Heer, toon Uw Barmhartigheid ook aan hen,
en zoals U mij hebt laten horen
laat hen zo ook horen;
en zoals U mij Uw Schoonheid hebt getoond
en mij verrukt hebt achtergelaten,
zo toon ook hun Uw Volmaaktheid. 

zij luisteren niet, ze luisteren alleen naar hun eigen stem, zelfs wanneer Mijn tranen voor hen stromen is er geen antwoord; Ik ben in alle richtingen gegaan om een weg te vinden om hun doofheid te doorbreken en hun te zeggen tot Mij te komen en hun sterkte op Mij te baseren, zodat Ik op Mijn beurt hen tot heiligheid leid en het hen mogelijk maak Mijn Licht te erven;

Ik ben de Heilige die zij zo gemeen verraden en Ik ben de eerste om hen te vergeven, als ze maar één moment spijt hadden … maar zolang zij vasthouden aan hun standpunt van zelfgenoegzaamheid, zullen zij Mij niet horen noch zullen zij in staat zijn te zien hoe Ik vandaag Mijn Heilig Gelaat volledig openbaar als nooit tevoren aan de gehele wereld;[11] Ik, de Heer, zal doorgaan  over je te schijnen, schepping, en Ik zal Mijn Licht over het aanschijn van deze aarde verspreiden; de zon die verduisterd is en de maan die haar glans[12] verloren heeft in jullie tijdperk, jullie in jullie duisternis tot geloofsafval leidend, weldra zal jullie leed geleden zijn;

het is Mijn bedoeling jullie moerasland[13] te veranderen in een tuin; de nacht in dag; jullie steden,[14] die nu slechts een puinhoop zijn, in steden van Licht; jullie gebroken altaren[15]  zullen worden herbouwd en van jullie tempels[16] zal Ik, met Mijn Eigen Hand, de fundamenten leggen; Ik zal de hele schepping nieuw maken;[17] Ik zal jullie allen vernieuwen met Mijn Heilige Geest­; kom, Vassula, Mijn lam, alles zal worden geschreven en zoals Ik wil dat het geschreven wordt;

de Liefde is aan je zijde; 



[1] Lees 2 Tess. 2:1-12.

[2] In onze zielen.

[3] Het binnenste van ons hart.

[4] Ez. 28:2; Jes. 14:14; 2 Tess. 2:4.

[5] 2 Tess. 2:4.

[6] Toespeling op Jes. 14:14: “Ik zal wedijveren met de Aller­hoogste”.

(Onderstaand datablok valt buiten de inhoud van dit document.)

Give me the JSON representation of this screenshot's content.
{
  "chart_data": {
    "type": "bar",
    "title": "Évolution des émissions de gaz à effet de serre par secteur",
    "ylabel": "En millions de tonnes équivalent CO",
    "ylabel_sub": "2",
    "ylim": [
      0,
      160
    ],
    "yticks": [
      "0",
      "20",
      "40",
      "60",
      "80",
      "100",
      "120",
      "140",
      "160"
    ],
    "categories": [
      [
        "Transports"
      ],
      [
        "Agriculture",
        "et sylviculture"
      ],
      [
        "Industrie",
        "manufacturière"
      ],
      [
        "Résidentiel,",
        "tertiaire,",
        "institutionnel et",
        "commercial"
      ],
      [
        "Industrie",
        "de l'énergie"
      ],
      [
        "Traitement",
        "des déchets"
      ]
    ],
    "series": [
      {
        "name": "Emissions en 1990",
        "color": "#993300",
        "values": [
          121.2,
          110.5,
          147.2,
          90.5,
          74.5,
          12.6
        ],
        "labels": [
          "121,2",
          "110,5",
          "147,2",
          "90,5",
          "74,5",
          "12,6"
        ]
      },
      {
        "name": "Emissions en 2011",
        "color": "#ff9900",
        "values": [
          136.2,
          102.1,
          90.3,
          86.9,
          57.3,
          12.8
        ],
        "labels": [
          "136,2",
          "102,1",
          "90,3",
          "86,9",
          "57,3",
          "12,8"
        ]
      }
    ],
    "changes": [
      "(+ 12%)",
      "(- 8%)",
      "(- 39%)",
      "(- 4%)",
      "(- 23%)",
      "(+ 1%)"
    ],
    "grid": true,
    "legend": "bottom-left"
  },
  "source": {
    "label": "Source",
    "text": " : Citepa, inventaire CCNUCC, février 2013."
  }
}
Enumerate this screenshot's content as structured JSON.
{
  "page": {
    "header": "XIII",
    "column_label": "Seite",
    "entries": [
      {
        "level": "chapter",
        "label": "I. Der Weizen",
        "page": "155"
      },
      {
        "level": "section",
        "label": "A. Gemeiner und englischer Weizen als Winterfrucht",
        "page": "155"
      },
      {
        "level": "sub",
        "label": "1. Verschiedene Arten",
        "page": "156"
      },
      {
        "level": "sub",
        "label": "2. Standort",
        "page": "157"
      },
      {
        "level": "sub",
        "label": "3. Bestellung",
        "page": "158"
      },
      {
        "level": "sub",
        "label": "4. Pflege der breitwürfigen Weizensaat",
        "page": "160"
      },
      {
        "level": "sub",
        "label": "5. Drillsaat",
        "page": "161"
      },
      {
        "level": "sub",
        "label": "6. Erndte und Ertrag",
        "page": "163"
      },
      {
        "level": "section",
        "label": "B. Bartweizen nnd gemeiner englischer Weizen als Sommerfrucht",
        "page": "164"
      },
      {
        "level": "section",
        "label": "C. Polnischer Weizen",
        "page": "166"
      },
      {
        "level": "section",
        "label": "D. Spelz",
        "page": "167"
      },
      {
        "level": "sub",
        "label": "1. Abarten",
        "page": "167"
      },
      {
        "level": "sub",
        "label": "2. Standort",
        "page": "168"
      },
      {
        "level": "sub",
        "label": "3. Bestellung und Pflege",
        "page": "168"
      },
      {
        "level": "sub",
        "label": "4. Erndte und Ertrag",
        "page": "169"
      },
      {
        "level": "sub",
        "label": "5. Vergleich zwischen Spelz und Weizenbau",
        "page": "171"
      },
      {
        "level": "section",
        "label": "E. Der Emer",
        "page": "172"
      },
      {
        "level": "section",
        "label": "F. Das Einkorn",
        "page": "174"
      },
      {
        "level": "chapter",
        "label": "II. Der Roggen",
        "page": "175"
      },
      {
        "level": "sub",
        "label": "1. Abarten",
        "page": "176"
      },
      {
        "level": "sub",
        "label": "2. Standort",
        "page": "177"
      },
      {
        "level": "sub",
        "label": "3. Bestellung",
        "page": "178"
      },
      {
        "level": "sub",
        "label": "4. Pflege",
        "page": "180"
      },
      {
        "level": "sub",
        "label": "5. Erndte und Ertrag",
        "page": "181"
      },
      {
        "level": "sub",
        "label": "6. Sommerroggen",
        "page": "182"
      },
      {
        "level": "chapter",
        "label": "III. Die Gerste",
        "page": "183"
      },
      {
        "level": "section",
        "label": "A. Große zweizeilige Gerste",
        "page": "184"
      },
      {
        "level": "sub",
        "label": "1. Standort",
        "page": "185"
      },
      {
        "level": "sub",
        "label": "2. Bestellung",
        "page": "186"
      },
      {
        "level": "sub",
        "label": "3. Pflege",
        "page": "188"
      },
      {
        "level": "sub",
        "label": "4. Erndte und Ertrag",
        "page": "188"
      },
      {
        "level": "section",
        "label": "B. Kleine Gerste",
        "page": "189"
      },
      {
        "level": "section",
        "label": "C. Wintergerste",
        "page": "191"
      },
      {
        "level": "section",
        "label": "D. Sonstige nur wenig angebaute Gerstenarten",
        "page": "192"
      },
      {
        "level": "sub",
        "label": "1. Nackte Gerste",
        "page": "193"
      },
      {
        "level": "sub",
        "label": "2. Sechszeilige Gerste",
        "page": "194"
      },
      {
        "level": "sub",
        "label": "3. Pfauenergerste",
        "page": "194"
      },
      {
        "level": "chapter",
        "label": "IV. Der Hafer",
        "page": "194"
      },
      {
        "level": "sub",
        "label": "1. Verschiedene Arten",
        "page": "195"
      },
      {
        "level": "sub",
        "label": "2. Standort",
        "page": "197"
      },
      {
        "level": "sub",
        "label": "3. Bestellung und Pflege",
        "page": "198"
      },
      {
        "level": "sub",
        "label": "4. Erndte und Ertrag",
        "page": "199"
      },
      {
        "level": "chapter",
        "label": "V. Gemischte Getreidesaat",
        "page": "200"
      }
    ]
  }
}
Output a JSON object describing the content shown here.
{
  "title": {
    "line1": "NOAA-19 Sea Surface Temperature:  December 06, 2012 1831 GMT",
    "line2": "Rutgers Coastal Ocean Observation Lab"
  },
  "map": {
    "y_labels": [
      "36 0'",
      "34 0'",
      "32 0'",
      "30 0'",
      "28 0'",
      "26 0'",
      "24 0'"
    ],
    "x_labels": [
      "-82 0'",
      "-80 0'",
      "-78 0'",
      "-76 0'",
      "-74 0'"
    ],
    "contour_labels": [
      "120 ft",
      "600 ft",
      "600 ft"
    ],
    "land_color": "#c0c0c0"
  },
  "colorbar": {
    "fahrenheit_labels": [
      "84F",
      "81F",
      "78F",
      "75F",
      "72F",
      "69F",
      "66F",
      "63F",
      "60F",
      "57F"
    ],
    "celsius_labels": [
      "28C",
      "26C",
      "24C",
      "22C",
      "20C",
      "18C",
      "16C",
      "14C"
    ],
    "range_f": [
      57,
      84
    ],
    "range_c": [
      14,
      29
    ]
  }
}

[7] Toespeling op Ez. 28:2: “Ik zit op de troon van God”.

[8] 1 Joh. 5:8.

[9] Goddelijke openbaringen door schreiende afbeeldingen en beelden van Jezus en Maria.

[10] Luc. 19:39.

[11] Toespeling op Joël 3:1.

[12] Toespeling op Matt. 24:29.

[13] Ons.

[14] Ons.

[15] Wij.

[16] Van ons.

[17] Apok. 21:5.

[18] Apok. 11:3.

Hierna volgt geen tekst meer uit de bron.